Considering options, including using federal contracts to increase apprenticeships.
OTTAWA — The Harper government is considering a number of options in its next budget to tackle Canada’s skills and labour shortages, including measures to increase apprenticeships that will involve increased partnerships with schools and industry.
Speaking at the Canada 2020 Conference on Skilled Trades in the Energy Sector in Ottawa Feb. 28, Diane Finley, minister of human resources and skills development, noted labour shortages and skills mismatches have become a “dominant policy concern.”
“Last fall, there were 268,000 unfilled jobs in this country, and this situation is likely to get much worse.”
She also noted a PricewaterhouseCoopers survey that showed two-thirds of CEOs ranked the availability of key skills as the biggest threat to job prospects.
The energy sector will be looking to fill 830,000 jobs between now and 2025, including 126,000 jobs in Alberta, she said.
A number options are under consideration, including:
• Helping Canadians make more informed career choices, including at earlier stages in their education.
• Working with partners, including other levels of government and employers, for new skills and training initiatives.
• Encouraging greater workforce participation of underrepresented groups, including youth.
• Increasing private-sector involvement in training and skills development.
But Finley said she is “seriously considering” six recommendations made by Polytechnics Canada, which represents 11 colleges and institutes of technology.
It suggests reallocating existing funding or making modest new investments to enable SMEs to generate jobs. Recommendations include:
1. Launching a pilot commercialization voucher program to allow innovative SMEs to partner with colleges and other applied research service providers to overcome the well-documented, private sector late-stage commercialization hurdle.
2. Through reallocation, increase funding by $15 million for the over-subscribed College & Community Innovation Program (CCIP) so that more SMEs will benefit.
3. Using federal tendering criteria for major government contracts to create more apprenticeships by requiring bidders maintain a minimum number.

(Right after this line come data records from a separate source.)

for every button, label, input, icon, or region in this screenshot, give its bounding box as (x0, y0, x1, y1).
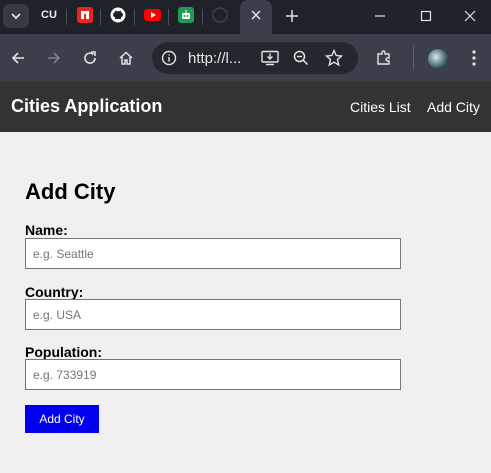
arrow-left-icon (11, 52, 24, 64)
name-label: Name: (25, 222, 68, 238)
address-bar[interactable]: http://l... (152, 42, 358, 74)
green-robot-favicon[interactable] (178, 7, 194, 23)
maximize-icon (420, 10, 432, 22)
arrow-right-icon (48, 52, 61, 64)
play-icon (150, 12, 156, 18)
maximize-button[interactable] (403, 0, 449, 32)
n-logo-icon (81, 11, 89, 19)
reload-button[interactable] (76, 44, 104, 72)
country-input[interactable] (25, 299, 401, 330)
new-tab-button[interactable] (281, 5, 303, 27)
population-label: Population: (25, 344, 102, 360)
back-button[interactable] (4, 44, 32, 72)
bookmark-star-icon[interactable] (324, 48, 344, 72)
site-info-icon[interactable] (161, 50, 177, 71)
tab-divider (66, 9, 67, 25)
forward-button[interactable] (40, 44, 68, 72)
cu-favicon[interactable]: CU (41, 7, 57, 23)
tab-close-button[interactable] (246, 5, 266, 25)
browser-tab-strip: CU (0, 0, 491, 34)
page-title: Add City (25, 179, 116, 204)
chevron-down-icon (11, 13, 21, 20)
browser-toolbar: http://l... (0, 34, 491, 82)
close-icon (251, 10, 261, 20)
kebab-menu-icon (472, 50, 476, 66)
add-city-button[interactable]: Add City (25, 405, 99, 433)
tab-divider (202, 9, 203, 25)
tab-search-button[interactable] (3, 4, 29, 28)
population-input[interactable] (25, 359, 401, 390)
reload-icon (84, 51, 96, 64)
minimize-icon (375, 15, 385, 17)
toolbar-divider (413, 46, 414, 70)
red-n-favicon[interactable] (77, 7, 93, 23)
install-app-icon[interactable] (261, 50, 279, 71)
zoom-icon[interactable] (293, 50, 309, 71)
home-icon (119, 51, 133, 65)
github-icon (212, 7, 228, 23)
browser-menu-button[interactable] (460, 44, 488, 72)
url-text[interactable]: http://l... (188, 50, 241, 67)
window-close-button[interactable] (447, 0, 491, 32)
github-favicon[interactable] (110, 7, 126, 23)
app-brand[interactable]: Cities Application (11, 96, 162, 117)
robot-icon (182, 10, 190, 19)
plus-icon (286, 10, 298, 22)
minimize-button[interactable] (357, 0, 403, 32)
app-navbar: Cities Application Cities List Add City (0, 82, 491, 132)
github-icon (110, 7, 126, 23)
country-label: Country: (25, 284, 84, 300)
profile-avatar[interactable] (428, 49, 448, 69)
puzzle-icon (377, 50, 390, 65)
nav-link-add-city[interactable]: Add City (427, 99, 480, 115)
name-input[interactable] (25, 238, 401, 269)
tab-divider (168, 9, 169, 25)
github-favicon-dim[interactable] (212, 7, 228, 23)
close-icon (464, 10, 476, 22)
youtube-favicon[interactable] (144, 9, 161, 21)
tab-divider (100, 9, 101, 25)
nav-link-cities-list[interactable]: Cities List (350, 99, 411, 115)
home-button[interactable] (112, 44, 140, 72)
extensions-button[interactable] (370, 44, 398, 72)
tab-divider (134, 9, 135, 25)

4. Create an alternative to Employment Insurance (income bridge loans, micro loans, automatic savings programs) for mature Red Seal apprentices or those in the later years of their programs. This would encourage more workers to become qualified tradespeople by offering to them the same financial support available to other post-secondary students. (Currently, apprentices are limited to Employment Insurance, which creates a barrier for many potential and existing apprentices.)
5. Provide tax credits to employers when an apprentice achieves Red Seal certification in his or her trade. Employers say they are reluctant to release employees to finish their certification because they will then have to pay higher wages or risk losing the apprentice to poaching from rival firms that do not invest in apprenticeship training.
6. Target new Labour Market Agreement funds to increase the number of Pre-Apprenticeship Training Programs at colleges and polytechnics. This will increase awareness of, and facilitate new entrants into, professions in the skilled trades.
Finley, while acknowledging everyone involved in the skills issue must do more, noted employers have the primary responsibility for managing their labour forces.
“And shuffling our people from job to job without training them, or simply poaching skilled workers from other companies, only masks the problem instead of helping it.”